Dakar, 14 août (SL-INFO) – Quinze jours après l’entrée illégale de 72 000 migrants à Ceuta, un nouvel appel à traverser la frontière circule sur les réseaux sociaux. Et il est pris au sérieux par les autorités du Maroc, comme par celles de l’enclave espagnole, située tout au nord du continent africain. Le ministère de l’Intérieur marocain promet que toutes les mesures nécessaires sont prises pour éviter les passages illégaux. À Fnideq, la ville à la frontière, côté marocain, des mesures de sécurité renforcées.

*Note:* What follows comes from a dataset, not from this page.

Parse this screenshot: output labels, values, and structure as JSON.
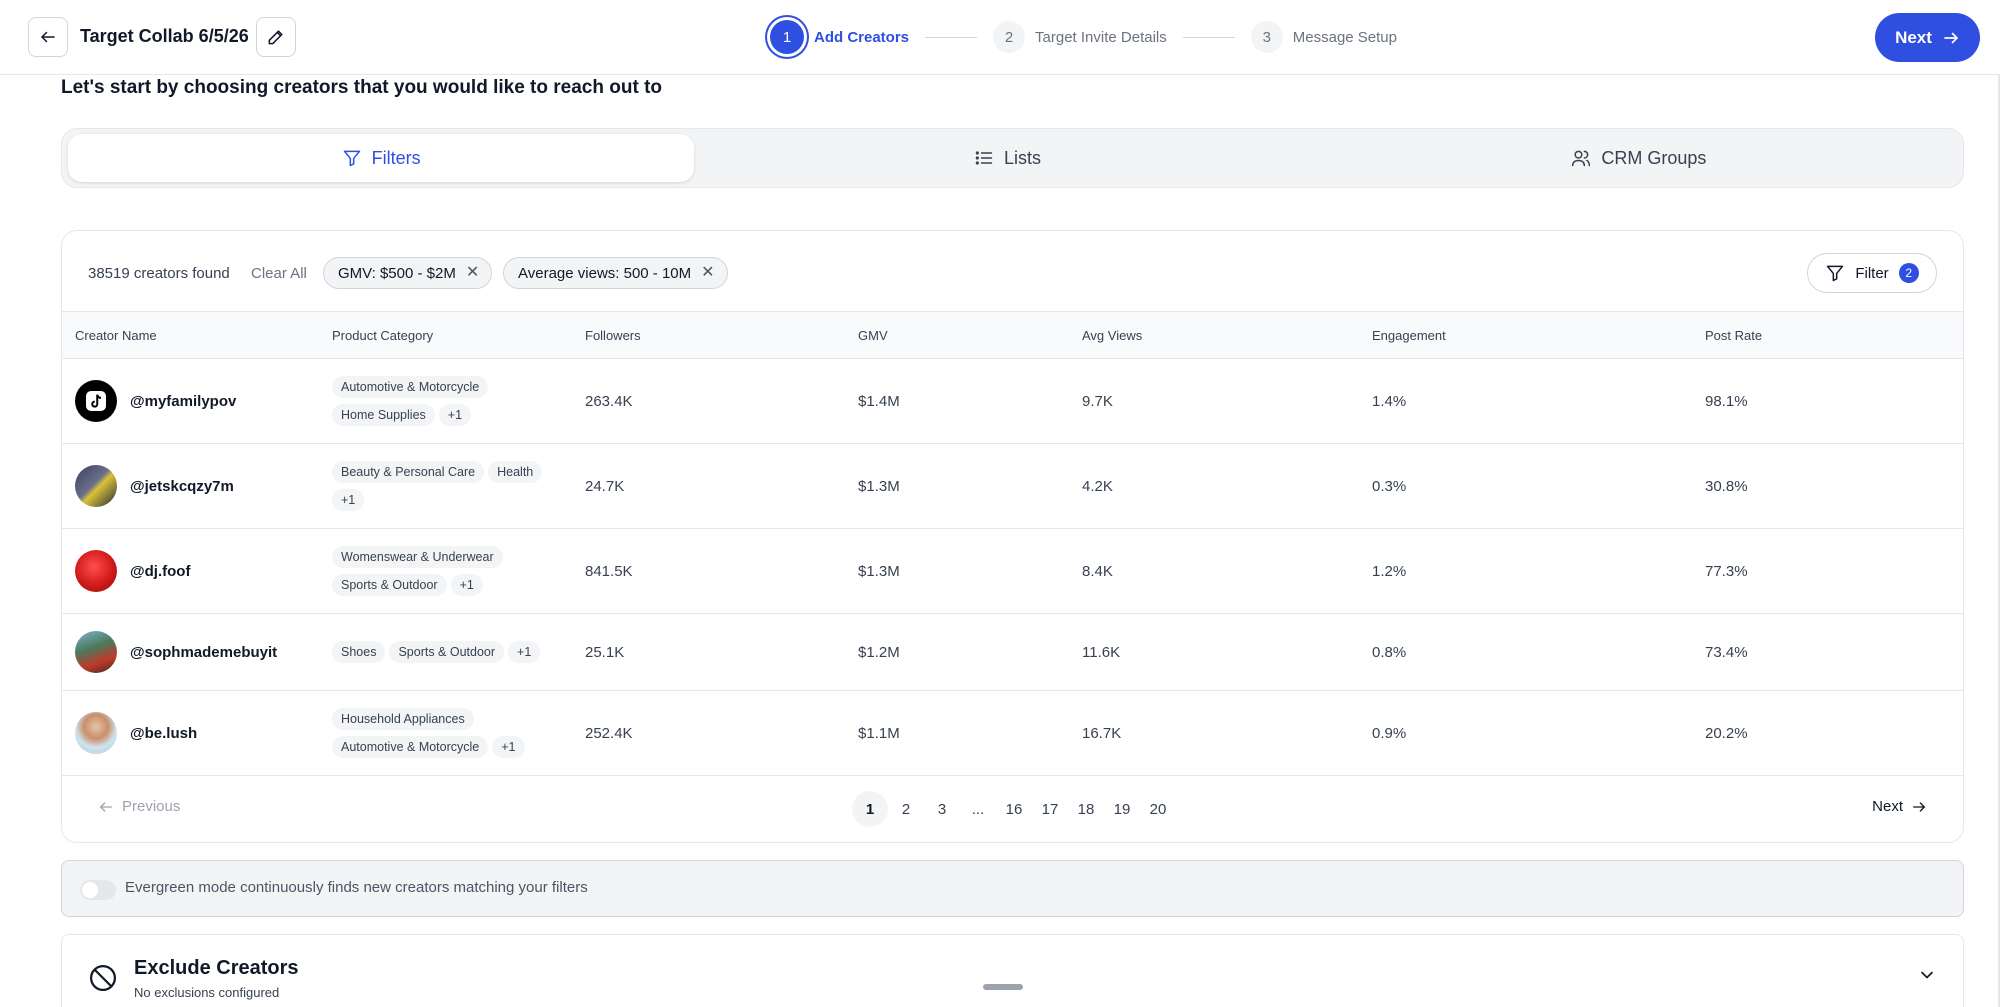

Cette fois, au moins cinq camions de police sont postés à ce point stratégique, mais aussi un blindé et sur les contreforts de cette route, des hommes en uniforme sont postés tous les 50 mètres. Des parasols ont même été installés pour ces policiers qui vont passer de longues heures au soleil ces prochains jours.
Des contrôles dans les environs de Fnideq
Les contrôles sont opérés également dans les environs de Fnideq. Dès la ville de Tanger, des barrages filtrants contrôlent les autocars, et les grands taxis en particulier, à la recherche des jeunes « harragas », les brûleurs, comme on appelle ici les candidats au départ. Entre Tanger et Fnideq, notamment sur les hauteurs boisées de la ville-frontière, au niveau de la forêt de Belyounech, il y avait un nombre incalculable de véhicules des forces de sécurité, que ce soit la gendarmerie royale, la police ou ce qu’on appelle ici « les forces auxiliaires », des forces de gestion de foule, habituées à l’usage de la force, et des agents en civil.
Dans cette station balnéaire où les touristes sont très nombreux l’été, des centaines de personnes se délassaient sur la plage, d’autres étaient attablés dès jeudi dans les restaurants, ou transportaient un parasol ou une bouée dans les rues de la ville. L’activité touristique, en pleine période estivale, n’a pas perdu de sa vigueur à Fnideq. Mais personne ne peut ignorer l’énorme dispositif sécuritaire dans les rues de la ville depuis quelques jours, comme Wissem, serviette autour du cou, rentrant de la plage. « Ça a vraiment changé. Parce qu’avant, quand on venait chaque année, il n’y avait pas autant de police comme ça, ni autant de services de sécurité. Cette année, il y a beaucoup plus de police. »
Des habitants toujours choqués
Malgré les apparences, les habitants restent profondément marqués par le drame d’il y a 15 jours. Cet enseignant a vu un corps recraché par la mer s’échouer sur la plage. « J’ai vu un cadavre malheureusement, ça fait mal ! Je suis tellement choqué, j’en ai presque les larmes aux yeux. » Cette mère de famille a eu peur pour son fils, qui est parti à Ceuta sans la prévenir. « Ils sont jeunes, et dans un sens je les comprends. Je ne suis pas parvenue à trouver un logement digne, ni une vie digne. C’est pour ça que nos enfants partent là-bas, parce qu’on leur a menti sur la vie, on leur a menti sur l’avenir. »
Adam, un maroco-espagnol de 17 ans, a vu partir treize de ses amis, qui se trouvent toujours à Ceuta depuis deux semaines, raconte-t-il, une canne à pêche dans les mains. « Tous mes amis sont à Ceuta. Todos, todos… », dit-il, dans un mélange de français et d’espagnol. « Maintenant, je suis seul dans mon quartier. Ils étaient comme la famille pour moi, et maintenant les rues sont vides. »
Certes, cette présence policière n’est pas inhabituelle dans cette région du Maroc, mais cette fois elle est particulièrement importante. Dans ces conditions, il y a peu de chance qu’un nouveau franchissement collectif puisse aboutir, malgré les appels qui circulent sur les réseaux sociaux indiquant la date de demain 15 août.